There it was again, the sensation like I was feeling Ivan's emotions in my head, and my hands let go of the grass. My mind screamed at me not to trust him, but my heart only wanted to comfort and find security in him. The fight was enough to make me want to cry. The doubt and insecurity screamed that I was undeserving of loyalty and love. But my emotions kept reaching out to Ivan and yelling at me that he was mine. He would never want another because I was his everything.
"You have a therapist?" the words flew out, and I ducked my head, feeling the heat in my face.
"Yeah." Ivan manages a small chuckle and turns me around. "She helped me find my way again. At least to be strong enough to make it this far. I am grateful for that because now I have you and Pen-Pen. But, Nefra, listen to me. I am probably going to piss you off a lot. We'll argue, and I'll likely throw a backhanded compliment your way and never realize I've done it, but I promise you right now. I will never hurt you, ever."
"I don't-" He cuts me off, kissing my neck, and I shut up.
"The only times I will purposefully hurt you is when we're training and you're in labor." He murmurs, and my whole body goes still. Did he say labor? "What? Does that scare you?"
"You want... children with me?" Suddenly, I sound meek and unsure of myself.
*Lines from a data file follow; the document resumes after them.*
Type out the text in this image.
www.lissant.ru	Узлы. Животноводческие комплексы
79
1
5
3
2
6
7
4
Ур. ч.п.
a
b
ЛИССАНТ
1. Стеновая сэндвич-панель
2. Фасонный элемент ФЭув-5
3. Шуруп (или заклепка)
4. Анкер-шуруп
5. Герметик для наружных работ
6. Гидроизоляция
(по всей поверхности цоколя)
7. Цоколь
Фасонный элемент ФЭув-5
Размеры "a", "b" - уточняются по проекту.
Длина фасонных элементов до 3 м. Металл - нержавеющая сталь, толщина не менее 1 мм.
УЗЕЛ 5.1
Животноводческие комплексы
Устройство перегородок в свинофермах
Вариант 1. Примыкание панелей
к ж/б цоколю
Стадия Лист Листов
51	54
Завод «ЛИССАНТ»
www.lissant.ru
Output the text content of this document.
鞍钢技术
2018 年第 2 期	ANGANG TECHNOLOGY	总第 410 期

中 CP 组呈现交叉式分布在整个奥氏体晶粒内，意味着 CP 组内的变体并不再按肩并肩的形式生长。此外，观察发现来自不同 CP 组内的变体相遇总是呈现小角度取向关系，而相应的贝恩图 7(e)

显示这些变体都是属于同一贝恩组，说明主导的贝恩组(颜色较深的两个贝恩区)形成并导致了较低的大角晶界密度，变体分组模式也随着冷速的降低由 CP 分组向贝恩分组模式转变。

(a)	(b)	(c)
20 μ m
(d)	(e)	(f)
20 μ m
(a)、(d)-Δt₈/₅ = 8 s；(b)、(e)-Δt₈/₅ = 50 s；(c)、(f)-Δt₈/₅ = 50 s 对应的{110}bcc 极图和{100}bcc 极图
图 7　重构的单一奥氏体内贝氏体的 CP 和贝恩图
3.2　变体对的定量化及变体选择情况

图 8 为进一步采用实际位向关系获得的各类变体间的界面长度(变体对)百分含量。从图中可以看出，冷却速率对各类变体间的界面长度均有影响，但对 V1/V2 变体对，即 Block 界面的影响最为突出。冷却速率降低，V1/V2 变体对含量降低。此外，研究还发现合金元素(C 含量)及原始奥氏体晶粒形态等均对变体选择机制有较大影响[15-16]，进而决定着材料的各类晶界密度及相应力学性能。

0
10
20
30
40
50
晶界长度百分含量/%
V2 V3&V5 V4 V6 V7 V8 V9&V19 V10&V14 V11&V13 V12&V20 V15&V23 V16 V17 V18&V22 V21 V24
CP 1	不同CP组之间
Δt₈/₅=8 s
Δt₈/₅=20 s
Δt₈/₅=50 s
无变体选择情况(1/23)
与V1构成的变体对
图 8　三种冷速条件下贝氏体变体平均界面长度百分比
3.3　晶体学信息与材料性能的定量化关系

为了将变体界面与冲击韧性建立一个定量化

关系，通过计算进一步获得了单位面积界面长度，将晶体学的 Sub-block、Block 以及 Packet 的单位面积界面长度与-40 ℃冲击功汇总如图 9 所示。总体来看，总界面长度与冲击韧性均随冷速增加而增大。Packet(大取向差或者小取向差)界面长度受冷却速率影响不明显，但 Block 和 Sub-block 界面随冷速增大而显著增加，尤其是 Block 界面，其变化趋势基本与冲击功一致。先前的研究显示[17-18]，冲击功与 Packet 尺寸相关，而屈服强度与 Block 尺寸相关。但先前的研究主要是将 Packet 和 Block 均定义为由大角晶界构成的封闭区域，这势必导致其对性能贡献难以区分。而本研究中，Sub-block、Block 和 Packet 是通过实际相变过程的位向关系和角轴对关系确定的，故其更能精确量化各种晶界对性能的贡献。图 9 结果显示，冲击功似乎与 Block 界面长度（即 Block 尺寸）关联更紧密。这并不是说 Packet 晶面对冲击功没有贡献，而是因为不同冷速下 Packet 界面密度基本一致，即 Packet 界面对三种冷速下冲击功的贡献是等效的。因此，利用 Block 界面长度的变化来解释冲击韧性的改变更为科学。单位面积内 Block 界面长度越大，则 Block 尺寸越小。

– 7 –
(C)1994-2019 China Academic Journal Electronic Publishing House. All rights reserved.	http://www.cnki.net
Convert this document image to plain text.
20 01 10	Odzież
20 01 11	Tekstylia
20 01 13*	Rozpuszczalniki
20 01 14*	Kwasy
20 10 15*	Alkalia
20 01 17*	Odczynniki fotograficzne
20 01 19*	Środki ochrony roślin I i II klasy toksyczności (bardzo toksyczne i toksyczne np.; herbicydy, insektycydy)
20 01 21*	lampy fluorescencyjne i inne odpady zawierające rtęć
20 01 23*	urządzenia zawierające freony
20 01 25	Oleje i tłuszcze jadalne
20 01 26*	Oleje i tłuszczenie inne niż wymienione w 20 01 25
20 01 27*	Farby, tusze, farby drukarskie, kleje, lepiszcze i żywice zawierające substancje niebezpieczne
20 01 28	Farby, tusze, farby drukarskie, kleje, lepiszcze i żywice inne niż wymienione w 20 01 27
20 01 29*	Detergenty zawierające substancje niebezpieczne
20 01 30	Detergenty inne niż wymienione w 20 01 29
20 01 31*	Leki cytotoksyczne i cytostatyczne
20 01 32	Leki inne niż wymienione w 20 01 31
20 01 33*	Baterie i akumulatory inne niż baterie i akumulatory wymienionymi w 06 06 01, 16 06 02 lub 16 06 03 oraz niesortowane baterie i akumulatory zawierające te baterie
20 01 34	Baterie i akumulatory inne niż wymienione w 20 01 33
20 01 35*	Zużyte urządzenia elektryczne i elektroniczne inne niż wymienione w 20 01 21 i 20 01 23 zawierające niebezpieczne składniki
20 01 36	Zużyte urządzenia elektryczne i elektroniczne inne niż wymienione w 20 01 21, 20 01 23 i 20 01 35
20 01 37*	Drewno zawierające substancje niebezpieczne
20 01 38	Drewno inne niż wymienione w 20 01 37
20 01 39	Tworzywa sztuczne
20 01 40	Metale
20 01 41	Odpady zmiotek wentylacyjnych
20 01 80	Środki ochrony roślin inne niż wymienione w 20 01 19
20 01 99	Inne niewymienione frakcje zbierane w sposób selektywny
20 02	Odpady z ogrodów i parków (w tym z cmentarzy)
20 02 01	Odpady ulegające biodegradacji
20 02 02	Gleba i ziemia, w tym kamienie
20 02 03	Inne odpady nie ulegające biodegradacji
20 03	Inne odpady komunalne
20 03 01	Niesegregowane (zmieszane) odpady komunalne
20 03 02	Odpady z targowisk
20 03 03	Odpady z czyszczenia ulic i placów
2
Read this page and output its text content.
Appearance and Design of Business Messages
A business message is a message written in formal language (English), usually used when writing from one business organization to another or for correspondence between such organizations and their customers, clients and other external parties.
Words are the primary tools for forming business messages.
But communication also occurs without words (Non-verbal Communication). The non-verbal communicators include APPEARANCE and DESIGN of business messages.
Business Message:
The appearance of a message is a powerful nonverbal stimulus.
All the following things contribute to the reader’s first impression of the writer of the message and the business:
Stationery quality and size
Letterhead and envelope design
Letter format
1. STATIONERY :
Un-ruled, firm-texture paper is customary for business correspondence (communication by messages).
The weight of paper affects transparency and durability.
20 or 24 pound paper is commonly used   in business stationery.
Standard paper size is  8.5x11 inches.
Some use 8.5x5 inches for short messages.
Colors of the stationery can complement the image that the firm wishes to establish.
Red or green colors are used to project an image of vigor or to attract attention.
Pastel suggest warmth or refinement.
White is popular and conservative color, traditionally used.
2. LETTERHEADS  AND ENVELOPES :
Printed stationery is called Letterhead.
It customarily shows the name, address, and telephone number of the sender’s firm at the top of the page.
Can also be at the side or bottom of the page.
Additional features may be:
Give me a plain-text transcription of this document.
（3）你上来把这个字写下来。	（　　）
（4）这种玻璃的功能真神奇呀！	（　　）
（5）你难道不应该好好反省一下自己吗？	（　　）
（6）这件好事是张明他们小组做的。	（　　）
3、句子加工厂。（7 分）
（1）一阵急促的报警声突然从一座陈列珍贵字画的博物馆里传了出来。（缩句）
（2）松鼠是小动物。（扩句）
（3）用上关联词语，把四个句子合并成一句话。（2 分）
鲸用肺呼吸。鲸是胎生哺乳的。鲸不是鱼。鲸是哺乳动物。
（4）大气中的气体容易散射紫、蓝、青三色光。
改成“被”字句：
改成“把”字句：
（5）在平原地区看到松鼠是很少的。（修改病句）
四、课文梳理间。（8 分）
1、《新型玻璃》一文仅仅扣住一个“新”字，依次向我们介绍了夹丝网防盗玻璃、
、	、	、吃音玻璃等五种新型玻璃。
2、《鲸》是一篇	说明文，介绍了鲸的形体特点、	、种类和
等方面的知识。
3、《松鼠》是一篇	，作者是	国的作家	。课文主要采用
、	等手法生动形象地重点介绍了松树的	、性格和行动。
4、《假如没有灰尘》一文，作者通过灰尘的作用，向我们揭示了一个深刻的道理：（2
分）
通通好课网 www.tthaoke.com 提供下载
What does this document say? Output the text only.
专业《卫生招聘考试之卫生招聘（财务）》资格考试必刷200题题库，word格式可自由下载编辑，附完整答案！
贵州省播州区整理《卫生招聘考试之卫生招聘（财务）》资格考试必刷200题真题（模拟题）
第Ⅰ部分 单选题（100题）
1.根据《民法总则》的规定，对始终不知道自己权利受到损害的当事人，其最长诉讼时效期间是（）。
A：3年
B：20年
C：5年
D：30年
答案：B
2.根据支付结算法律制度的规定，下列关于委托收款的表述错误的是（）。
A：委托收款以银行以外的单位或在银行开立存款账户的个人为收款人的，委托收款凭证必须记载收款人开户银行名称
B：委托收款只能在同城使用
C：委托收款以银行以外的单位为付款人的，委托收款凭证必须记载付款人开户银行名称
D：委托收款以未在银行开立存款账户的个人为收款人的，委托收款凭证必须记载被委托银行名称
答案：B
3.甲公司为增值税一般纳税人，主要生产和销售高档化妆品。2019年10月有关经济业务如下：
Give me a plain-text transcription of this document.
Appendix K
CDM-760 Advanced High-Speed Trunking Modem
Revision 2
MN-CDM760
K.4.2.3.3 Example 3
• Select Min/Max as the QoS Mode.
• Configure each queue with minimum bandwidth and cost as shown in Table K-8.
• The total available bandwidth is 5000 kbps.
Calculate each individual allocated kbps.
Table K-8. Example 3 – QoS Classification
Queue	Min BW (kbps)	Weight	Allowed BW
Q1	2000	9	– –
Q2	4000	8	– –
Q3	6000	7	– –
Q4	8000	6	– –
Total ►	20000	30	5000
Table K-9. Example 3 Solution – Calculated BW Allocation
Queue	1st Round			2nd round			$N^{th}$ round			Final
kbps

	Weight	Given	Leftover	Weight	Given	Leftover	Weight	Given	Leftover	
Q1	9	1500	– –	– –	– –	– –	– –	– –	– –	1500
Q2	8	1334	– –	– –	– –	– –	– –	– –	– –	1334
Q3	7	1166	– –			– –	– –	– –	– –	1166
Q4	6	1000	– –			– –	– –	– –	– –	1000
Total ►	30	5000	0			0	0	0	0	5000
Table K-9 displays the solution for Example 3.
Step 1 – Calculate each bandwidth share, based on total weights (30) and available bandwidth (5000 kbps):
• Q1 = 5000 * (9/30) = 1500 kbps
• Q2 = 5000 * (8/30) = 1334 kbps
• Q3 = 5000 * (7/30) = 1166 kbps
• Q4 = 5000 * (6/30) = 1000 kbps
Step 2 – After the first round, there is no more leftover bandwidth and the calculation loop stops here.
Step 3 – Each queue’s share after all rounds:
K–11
I can't see him away from his phone, but I know he's grinning.
"Yes, I want more children with you. And since I'll be the one getting you pregnant, well, your labor will be my fault. But otherwise, you don't need to worry. I am only yours. You're my mate and Luna, and everyone will know it."
Ivan moves, and the sound of metal clanking intrigues me. Then, unexpectedly, he put something over my head, and I gasped at the feeling of the chain touching my skin. Ivan had given me his dog tags. He wasn't allowed to do that, was he? The warmth of the metal told me he never took these off, and I tentatively touched the tags as if they would burn me.
"Ivan, you can't give me these," I whisper, still in shock over what he was doing.
"Yes, I can, and until you say I can mark you, this is my promise to you that I am yours and no one else's. Nefretiri, I am your soulmate. Every part of me only wants you in my world."
Turning my body so I can wrap my legs around his waist, I touch Ivan's face with my hands, memorizing every inch of him in the dark. It could be a lie, a trick, and I'd fall head-first into the pit of hell, but for some reason, the gesture pushed back the doubt. Ivan wanted to be mine and only mine. It was what I'd always wanted from the person I was with, and as irrational as this is, I wanted to be his as well.
"I, Nefretiri Diana Jordans, reject Richard Jushion North as my soulmate."